Ere ifadesiz bir şekilde sandalyesine düşer gibi otururdu. Tuğça elindeki eldivenleri sertçe çıkarıp yere atarak uzaklaştı. Doktor ise olduğu yerde durup bana bakarak,
"Ben bir cerrah değilim ama elimden geleni yaptım evlat," deyip eldivenleri çıkardı ve çöpe atarak ellerini yıkamaya gitti. Konuşmaya devam ediyordu.
"Şu an yanına benden başka kimse giremez. Uyandığınızda durumuna göre onu görüp göremeyeceğinizi söylerim. Bu yüzden sizler de duş alıp dinlenmelisiniz. Dinlenip burada toplandığınızda size bir sürprizim olacak. Büyük bir sürprizdi ama bu durumda sürprizin çok da heyecanı kalmadı değil mi?"
Bir an durup Ere'ye ve ardından bana baktı.
"Kardeşin şok geçiriyor. Kriz yaşamadan önce ona bir iğne yapacağım. Sen de bayılmak üzeresin. İçinizde en normali o kısa saçlı kızdı. Çılgın görünüyor ama ameliyatta çok işime yaradı, yoksa ameliyatı yapamazdım. O güçlü bir kız," deyip hâlâ aynı pozisyonda duran Ere'nin yanına gelerek kolunu sıyırdı.

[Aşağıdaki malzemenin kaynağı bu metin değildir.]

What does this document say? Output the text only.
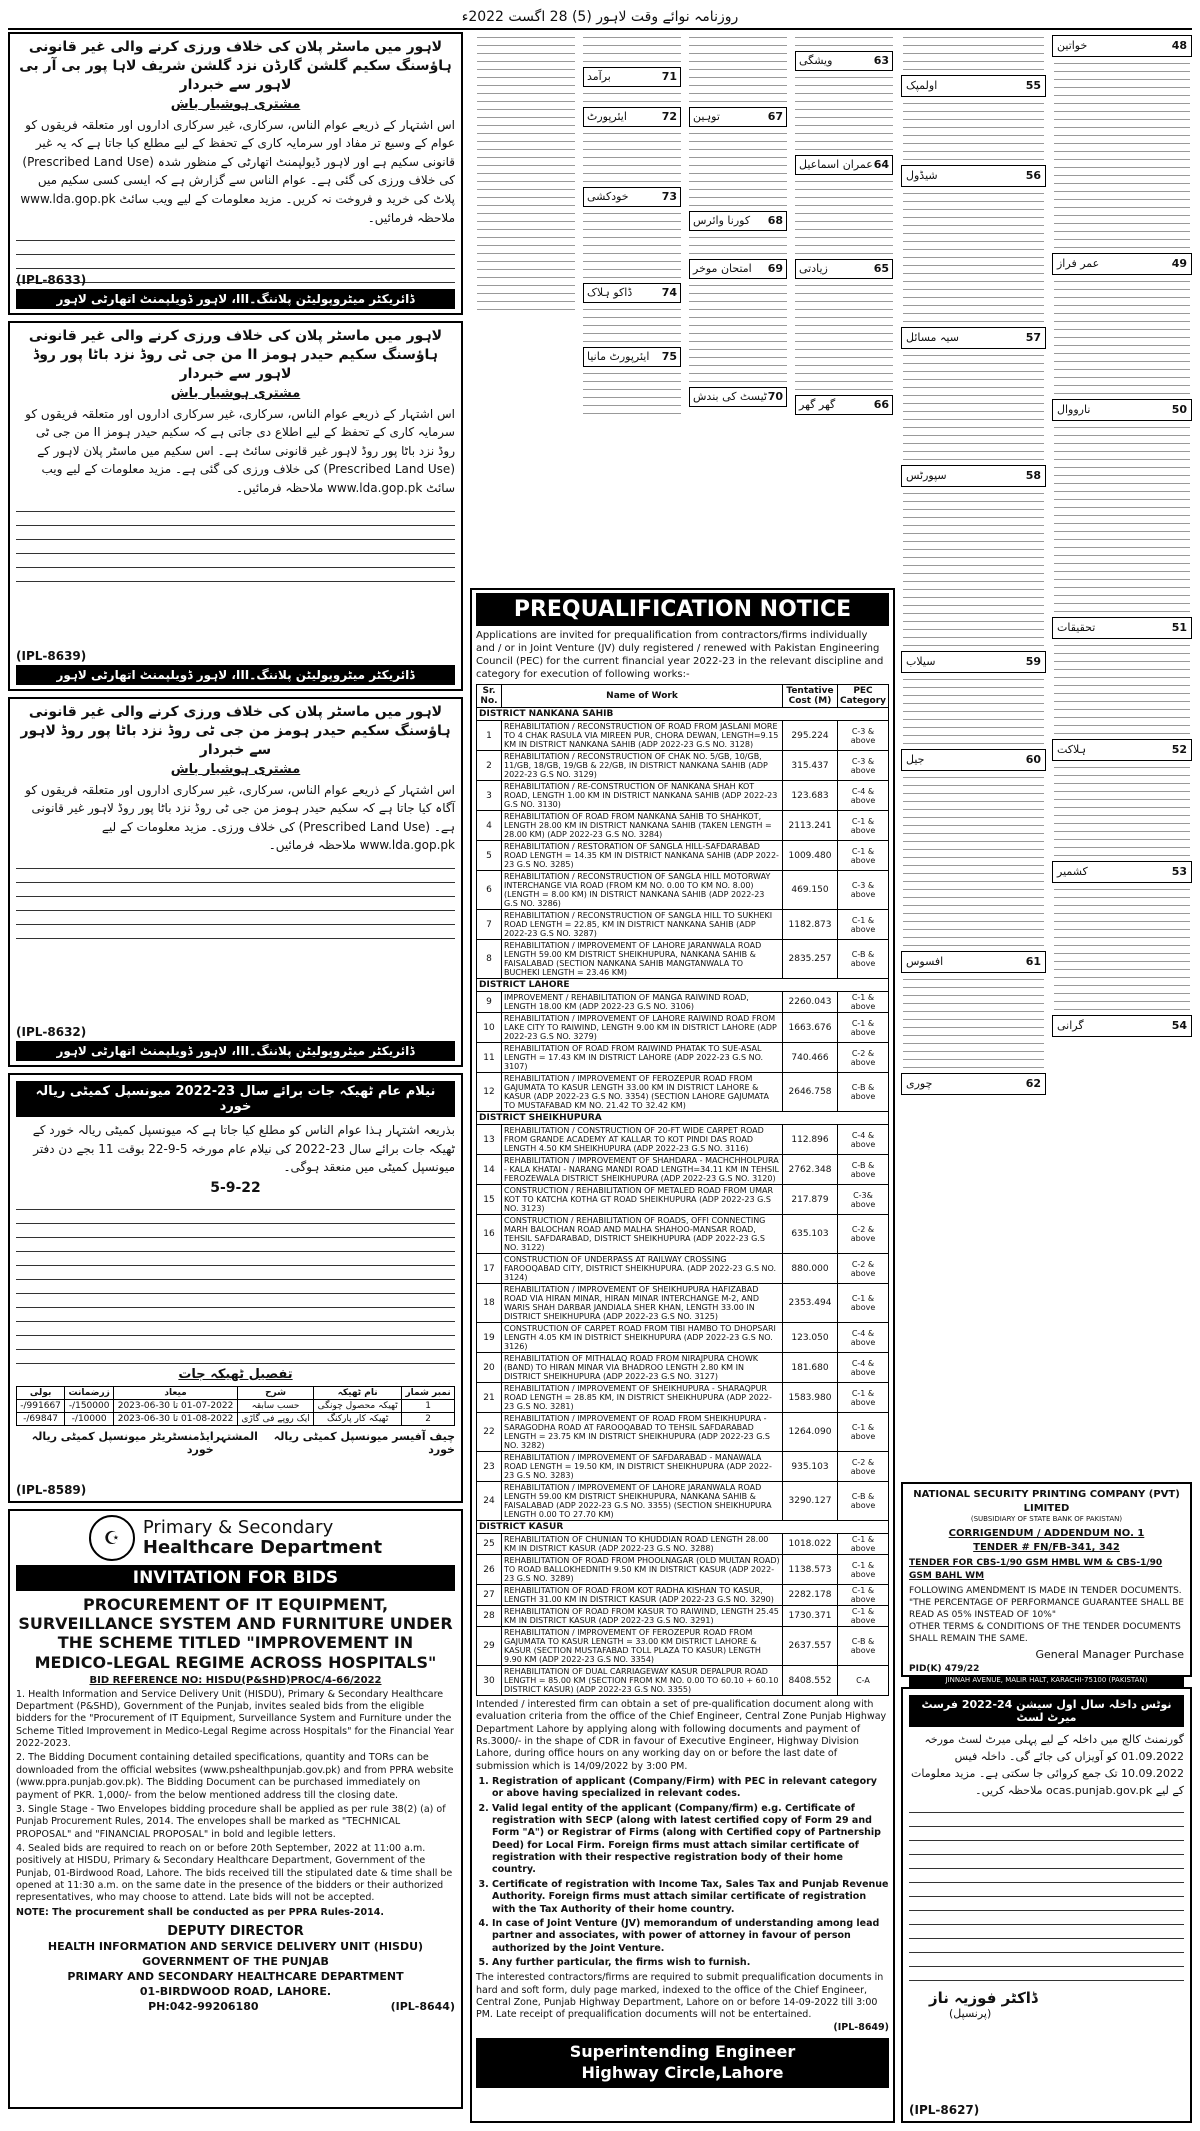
روزنامہ نوائے وقت لاہور (5) 28 اگست 2022ء
لاہور میں ماسٹر پلان کی خلاف ورزی کرنے والی غیر قانونی ہاؤسنگ سکیم گلشن گارڈن نزد گلشن شریف لاہا پور بی آر بی لاہور سے خبردار
مشتری ہوشیار باش
اس اشتہار کے ذریعے عوام الناس، سرکاری، غیر سرکاری اداروں اور متعلقہ فریقوں کو عوام کے وسیع تر مفاد اور سرمایہ کاری کے تحفظ کے لیے مطلع کیا جاتا ہے کہ یہ غیر قانونی سکیم ہے اور لاہور ڈیولپمنٹ اتھارٹی کے منظور شدہ (Prescribed Land Use) کی خلاف ورزی کی گئی ہے۔ عوام الناس سے گزارش ہے کہ ایسی کسی سکیم میں پلاٹ کی خرید و فروخت نہ کریں۔ مزید معلومات کے لیے ویب سائٹ www.lda.gop.pk ملاحظہ فرمائیں۔
(IPL-8633)
ڈائریکٹر میٹروپولیٹن پلاننگ۔III، لاہور ڈویلپمنٹ اتھارٹی لاہور
لاہور میں ماسٹر پلان کی خلاف ورزی کرنے والی غیر قانونی ہاؤسنگ سکیم حیدر ہومز II من جی ٹی روڈ نزد باٹا پور روڈ لاہور سے خبردار
مشتری ہوشیار باش
اس اشتہار کے ذریعے عوام الناس، سرکاری، غیر سرکاری اداروں اور متعلقہ فریقوں کو سرمایہ کاری کے تحفظ کے لیے اطلاع دی جاتی ہے کہ سکیم حیدر ہومز II من جی ٹی روڈ نزد باٹا پور روڈ لاہور غیر قانونی سائٹ ہے۔ اس سکیم میں ماسٹر پلان لاہور کے (Prescribed Land Use) کی خلاف ورزی کی گئی ہے۔ مزید معلومات کے لیے ویب سائٹ www.lda.gop.pk ملاحظہ فرمائیں۔
(IPL-8639)
ڈائریکٹر میٹروپولیٹن پلاننگ۔III، لاہور ڈویلپمنٹ اتھارٹی لاہور
لاہور میں ماسٹر پلان کی خلاف ورزی کرنے والی غیر قانونی ہاؤسنگ سکیم حیدر ہومز من جی ٹی روڈ نزد باٹا پور روڈ لاہور سے خبردار
مشتری ہوشیار باش
اس اشتہار کے ذریعے عوام الناس، سرکاری، غیر سرکاری اداروں اور متعلقہ فریقوں کو آگاہ کیا جاتا ہے کہ سکیم حیدر ہومز من جی ٹی روڈ نزد باٹا پور روڈ لاہور غیر قانونی ہے۔ (Prescribed Land Use) کی خلاف ورزی۔ مزید معلومات کے لیے www.lda.gop.pk ملاحظہ فرمائیں۔
(IPL-8632)
ڈائریکٹر میٹروپولیٹن پلاننگ۔III، لاہور ڈویلپمنٹ اتھارٹی لاہور
نیلام عام ٹھیکہ جات برائے سال 23-2022 میونسپل کمیٹی ریالہ خورد
بذریعہ اشتہار ہذا عوام الناس کو مطلع کیا جاتا ہے کہ میونسپل کمیٹی ریالہ خورد کے ٹھیکہ جات برائے سال 23-2022 کی نیلام عام مورخہ 5-9-22 بوقت 11 بجے دن دفتر میونسپل کمیٹی میں منعقد ہوگی۔
5-9-22
تفصیل ٹھیکہ جات
نمبر شمار	نام ٹھیکہ	شرح	میعاد	زرضمانت	بولی
1	ٹھیکہ محصول چونگی	حسب سابقہ	01-07-2022 تا 30-06-2023	150000/-	991667/-
2	ٹھیکہ کار پارکنگ	ایک روپے فی گاڑی	01-08-2022 تا 30-06-2023	10000/-	69847/-
چیف آفیسر میونسپل کمیٹی ریالہ خورد
المشتہر
ایڈمنسٹریٹر میونسپل کمیٹی ریالہ خورد
(IPL-8589)
☪	Primary & Secondary
Healthcare Department
INVITATION FOR BIDS
PROCUREMENT OF IT EQUIPMENT, SURVEILLANCE SYSTEM AND FURNITURE UNDER THE SCHEME TITLED "IMPROVEMENT IN MEDICO-LEGAL REGIME ACROSS HOSPITALS"
BID REFERENCE NO: HISDU(P&SHD)PROC/4-66/2022

1. Health Information and Service Delivery Unit (HISDU), Primary & Secondary Healthcare Department (P&SHD), Government of the Punjab, invites sealed bids from the eligible bidders for the "Procurement of IT Equipment, Surveillance System and Furniture under the Scheme Titled Improvement in Medico-Legal Regime across Hospitals" for the Financial Year 2022-2023.

2. The Bidding Document containing detailed specifications, quantity and TORs can be downloaded from the official websites (www.pshealthpunjab.gov.pk) and from PPRA website (www.ppra.punjab.gov.pk). The Bidding Document can be purchased immediately on payment of PKR. 1,000/- from the below mentioned address till the closing date.

3. Single Stage - Two Envelopes bidding procedure shall be applied as per rule 38(2) (a) of Punjab Procurement Rules, 2014. The envelopes shall be marked as "TECHNICAL PROPOSAL" and "FINANCIAL PROPOSAL" in bold and legible letters.

4. Sealed bids are required to reach on or before 20th September, 2022 at 11:00 a.m. positively at HISDU, Primary & Secondary Healthcare Department, Government of the Punjab, 01-Birdwood Road, Lahore. The bids received till the stipulated date & time shall be opened at 11:30 a.m. on the same date in the presence of the bidders or their authorized representatives, who may choose to attend. Late bids will not be accepted.

NOTE: The procurement shall be conducted as per PPRA Rules-2014.

DEPUTY DIRECTOR
HEALTH INFORMATION AND SERVICE DELIVERY UNIT (HISDU)
GOVERNMENT OF THE PUNJAB
PRIMARY AND SECONDARY HEALTHCARE DEPARTMENT
01-BIRDWOOD ROAD, LAHORE.
PH:042-99206180	(IPL-8644)
63
ویشگی
64
عمران اسماعیل
65
زیادتی
66
گھر گھر
67
توہین
68
کورنا وائرس
69
امتحان موخر
70
ٹیسٹ کی بندش
71
برآمد
72
ایئرپورٹ
73
خودکشی
74
ڈاکو ہلاک
75
ایئرپورٹ مانیا
PREQUALIFICATION NOTICE
Applications are invited for prequalification from contractors/firms individually and / or in Joint Venture (JV) duly registered / renewed with Pakistan Engineering Council (PEC) for the current financial year 2022-23 in the relevant discipline and category for execution of following works:-
Sr. No.	Name of Work	Tentative Cost (M)	PEC Category
DISTRICT NANKANA SAHIB			
1	REHABILITATION / RECONSTRUCTION OF ROAD FROM JASLANI MORE TO 4 CHAK RASULA VIA MIREEN PUR, CHORA DEWAN, LENGTH=9.15 KM IN DISTRICT NANKANA SAHIB (ADP 2022-23 G.S NO. 3128)	295.224	C-3 & above
2	REHABILITATION / RECONSTRUCTION OF CHAK NO. 5/GB, 10/GB, 11/GB, 18/GB, 19/GB & 22/GB, IN DISTRICT NANKANA SAHIB (ADP 2022-23 G.S NO. 3129)	315.437	C-3 & above
3	REHABILITATION / RE-CONSTRUCTION OF NANKANA SHAH KOT ROAD, LENGTH 1.00 KM IN DISTRICT NANKANA SAHIB (ADP 2022-23 G.S NO. 3130)	123.683	C-4 & above
4	REHABILITATION OF ROAD FROM NANKANA SAHIB TO SHAHKOT, LENGTH 28.00 KM IN DISTRICT NANKANA SAHIB (TAKEN LENGTH = 28.00 KM) (ADP 2022-23 G.S NO. 3284)	2113.241	C-1 & above
5	REHABILITATION / RESTORATION OF SANGLA HILL-SAFDARABAD ROAD LENGTH = 14.35 KM IN DISTRICT NANKANA SAHIB (ADP 2022-23 G.S NO. 3285)	1009.480	C-1 & above
6	REHABILITATION / RECONSTRUCTION OF SANGLA HILL MOTORWAY INTERCHANGE VIA ROAD (FROM KM NO. 0.00 TO KM NO. 8.00) (LENGTH = 8.00 KM) IN DISTRICT NANKANA SAHIB (ADP 2022-23 G.S NO. 3286)	469.150	C-3 & above
7	REHABILITATION / RECONSTRUCTION OF SANGLA HILL TO SUKHEKI ROAD LENGTH = 22.85, KM IN DISTRICT NANKANA SAHIB (ADP 2022-23 G.S NO. 3287)	1182.873	C-1 & above
8	REHABILITATION / IMPROVEMENT OF LAHORE JARANWALA ROAD LENGTH 59.00 KM DISTRICT SHEIKHUPURA, NANKANA SAHIB & FAISALABAD (SECTION NANKANA SAHIB MANGTANWALA TO BUCHEKI LENGTH = 23.46 KM)	2835.257	C-B & above
DISTRICT LAHORE			
9	IMPROVEMENT / REHABILITATION OF MANGA RAIWIND ROAD, LENGTH 18.00 KM (ADP 2022-23 G.S NO. 3106)	2260.043	C-1 & above
10	REHABILITATION / IMPROVEMENT OF LAHORE RAIWIND ROAD FROM LAKE CITY TO RAIWIND, LENGTH 9.00 KM IN DISTRICT LAHORE (ADP 2022-23 G.S NO. 3279)	1663.676	C-1 & above
11	REHABILITATION OF ROAD FROM RAIWIND PHATAK TO SUE-ASAL LENGTH = 17.43 KM IN DISTRICT LAHORE (ADP 2022-23 G.S NO. 3107)	740.466	C-2 & above
12	REHABILITATION / IMPROVEMENT OF FEROZEPUR ROAD FROM GAJUMATA TO KASUR LENGTH 33.00 KM IN DISTRICT LAHORE & KASUR (ADP 2022-23 G.S NO. 3354) (SECTION LAHORE GAJUMATA TO MUSTAFABAD KM NO. 21.42 TO 32.42 KM)	2646.758	C-B & above
DISTRICT SHEIKHUPURA			
13	REHABILITATION / CONSTRUCTION OF 20-FT WIDE CARPET ROAD FROM GRANDE ACADEMY AT KALLAR TO KOT PINDI DAS ROAD LENGTH 4.50 KM SHEIKHUPURA (ADP 2022-23 G.S NO. 3116)	112.896	C-4 & above
14	REHABILITATION / IMPROVEMENT OF SHAHDARA - MACHCHHOLPURA - KALA KHATAI - NARANG MANDI ROAD LENGTH=34.11 KM IN TEHSIL FEROZEWALA DISTRICT SHEIKHUPURA (ADP 2022-23 G.S NO. 3120)	2762.348	C-B & above
15	CONSTRUCTION / REHABILITATION OF METALED ROAD FROM UMAR KOT TO KATCHA KOTHA GT ROAD SHEIKHUPURA (ADP 2022-23 G.S NO. 3123)	217.879	C-3& above
16	CONSTRUCTION / REHABILITATION OF ROADS, OFFI CONNECTING MARH BALOCHAN ROAD AND MALHA SHAHOO-MANSAR ROAD, TEHSIL SAFDARABAD, DISTRICT SHEIKHUPURA (ADP 2022-23 G.S NO. 3122)	635.103	C-2 & above
17	CONSTRUCTION OF UNDERPASS AT RAILWAY CROSSING FAROOQABAD CITY, DISTRICT SHEIKHUPURA. (ADP 2022-23 G.S NO. 3124)	880.000	C-2 & above
18	REHABILITATION / IMPROVEMENT OF SHEIKHUPURA HAFIZABAD ROAD VIA HIRAN MINAR, HIRAN MINAR INTERCHANGE M-2, AND WARIS SHAH DARBAR JANDIALA SHER KHAN, LENGTH 33.00 IN DISTRICT SHEIKHUPURA (ADP 2022-23 G.S NO. 3125)	2353.494	C-1 & above
19	CONSTRUCTION OF CARPET ROAD FROM TIBI HAMBO TO DHOPSARI LENGTH 4.05 KM IN DISTRICT SHEIKHUPURA (ADP 2022-23 G.S NO. 3126)	123.050	C-4 & above
20	REHABILITATION OF MITHALAQ ROAD FROM NIRAJPURA CHOWK (BAND) TO HIRAN MINAR VIA BHADROO LENGTH 2.80 KM IN DISTRICT SHEIKHUPURA (ADP 2022-23 G.S NO. 3127)	181.680	C-4 & above
21	REHABILITATION / IMPROVEMENT OF SHEIKHUPURA - SHARAQPUR ROAD LENGTH = 28.85 KM, IN DISTRICT SHEIKHUPURA (ADP 2022-23 G.S NO. 3281)	1583.980	C-1 & above
22	REHABILITATION / IMPROVEMENT OF ROAD FROM SHEIKHUPURA - SARAGODHA ROAD AT FAROOQABAD TO TEHSIL SAFDARABAD LENGTH = 23.75 KM IN DISTRICT SHEIKHUPURA (ADP 2022-23 G.S NO. 3282)	1264.090	C-1 & above
23	REHABILITATION / IMPROVEMENT OF SAFDARABAD - MANAWALA ROAD LENGTH = 19.50 KM, IN DISTRICT SHEIKHUPURA (ADP 2022-23 G.S NO. 3283)	935.103	C-2 & above
24	REHABILITATION / IMPROVEMENT OF LAHORE JARANWALA ROAD LENGTH 59.00 KM DISTRICT SHEIKHUPURA, NANKANA SAHIB & FAISALABAD (ADP 2022-23 G.S NO. 3355) (SECTION SHEIKHUPURA LENGTH 0.00 TO 27.70 KM)	3290.127	C-B & above
DISTRICT KASUR			
25	REHABILITATION OF CHUNIAN TO KHUDDIAN ROAD LENGTH 28.00 KM IN DISTRICT KASUR (ADP 2022-23 G.S NO. 3288)	1018.022	C-1 & above
26	REHABILITATION OF ROAD FROM PHOOLNAGAR (OLD MULTAN ROAD) TO ROAD BALLOKHEDNITH 9.50 KM IN DISTRICT KASUR (ADP 2022-23 G.S NO. 3289)	1138.573	C-1 & above
27	REHABILITATION OF ROAD FROM KOT RADHA KISHAN TO KASUR, LENGTH 31.00 KM IN DISTRICT KASUR (ADP 2022-23 G.S NO. 3290)	2282.178	C-1 & above
28	REHABILITATION OF ROAD FROM KASUR TO RAIWIND, LENGTH 25.45 KM IN DISTRICT KASUR (ADP 2022-23 G.S NO. 3291)	1730.371	C-1 & above
29	REHABILITATION / IMPROVEMENT OF FEROZEPUR ROAD FROM GAJUMATA TO KASUR LENGTH = 33.00 KM DISTRICT LAHORE & KASUR (SECTION MUSTAFABAD TOLL PLAZA TO KASUR) LENGTH 9.90 KM (ADP 2022-23 G.S NO. 3354)	2637.557	C-B & above
30	REHABILITATION OF DUAL CARRIAGEWAY KASUR DEPALPUR ROAD LENGTH = 85.00 KM (SECTION FROM KM NO. 0.00 TO 60.10 + 60.10 DISTRICT KASUR) (ADP 2022-23 G.S NO. 3355)	8408.552	C-A
Intended / interested firm can obtain a set of pre-qualification document along with evaluation criteria from the office of the Chief Engineer, Central Zone Punjab Highway Department Lahore by applying along with following documents and payment of Rs.3000/- in the shape of CDR in favour of Executive Engineer, Highway Division Lahore, during office hours on any working day on or before the last date of submission which is 14/09/2022 by 3:00 PM.
1. Registration of applicant (Company/Firm) with PEC in relevant category or above having specialized in relevant codes.
2. Valid legal entity of the applicant (Company/firm) e.g. Certificate of registration with SECP (along with latest certified copy of Form 29 and Form "A") or Registrar of Firms (along with Certified copy of Partnership Deed) for Local Firm. Foreign firms must attach similar certificate of registration with their respective registration body of their home country.
3. Certificate of registration with Income Tax, Sales Tax and Punjab Revenue Authority. Foreign firms must attach similar certificate of registration with the Tax Authority of their home country.
4. In case of Joint Venture (JV) memorandum of understanding among lead partner and associates, with power of attorney in favour of person authorized by the Joint Venture.
5. Any further particular, the firms wish to furnish.
The interested contractors/firms are required to submit prequalification documents in hard and soft form, duly page marked, indexed to the office of the Chief Engineer, Central Zone, Punjab Highway Department, Lahore on or before 14-09-2022 till 3:00 PM. Late receipt of prequalification documents will not be entertained.
(IPL-8649)
Superintending Engineer
Highway Circle,Lahore
48
خواتین
49
عمر فراز
50
نارووال
51
تحقیقات
52
ہلاکت
53
کشمیر
54
گرانی
55
اولمپک
56
شیڈول
57
سیہ مسائل
58
سپورٹس
59
سیلاب
60
جیل
61
افسوس
62
چوری
NATIONAL SECURITY PRINTING COMPANY (PVT) LIMITED
(SUBSIDIARY OF STATE BANK OF PAKISTAN)
CORRIGENDUM / ADDENDUM NO. 1
TENDER # FN/FB-341, 342
TENDER FOR CBS-1/90 GSM HMBL WM & CBS-1/90 GSM BAHL WM
FOLLOWING AMENDMENT IS MADE IN TENDER DOCUMENTS.
"THE PERCENTAGE OF PERFORMANCE GUARANTEE SHALL BE READ AS 05% INSTEAD OF 10%"
OTHER TERMS & CONDITIONS OF THE TENDER DOCUMENTS SHALL REMAIN THE SAME.
General Manager Purchase
PID(K) 479/22
JINNAH AVENUE, MALIR HALT, KARACHI-75100 (PAKISTAN)
نوٹس داخلہ سال اول سیشن 24-2022 فرسٹ میرٹ لسٹ
گورنمنٹ کالج میں داخلہ کے لیے پہلی میرٹ لسٹ مورخہ 01.09.2022 کو آویزاں کی جائے گی۔ داخلہ فیس 10.09.2022 تک جمع کروائی جا سکتی ہے۔ مزید معلومات کے لیے ocas.punjab.gov.pk ملاحظہ کریں۔
ڈاکٹر فوزیہ ناز
(پرنسپل)
(IPL-8627)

Gerçekten de Ere hiçbir şeye tepki vermiyordu ve benim de bir süredir başım dönüyordu ama gözardı ediyordum. Ere sadece iğne koluna geçince, acı dolu gözlerle doktora baktı. İğnenin acısı değildi, kalbinin acıdığını bakışlarından anlayabiliyordum. Doktor da anlamış olacaktı ki onu telkin edercesine,
"Geçecek kızım," dedi sessizce ve bana dönüp biraz ilerideki koridoru işaret ederek,
"Orada yatak odaları var. Ere'yi yatır. Sen de yat," dedi ve bir odanın ardında ortadan kayboldu.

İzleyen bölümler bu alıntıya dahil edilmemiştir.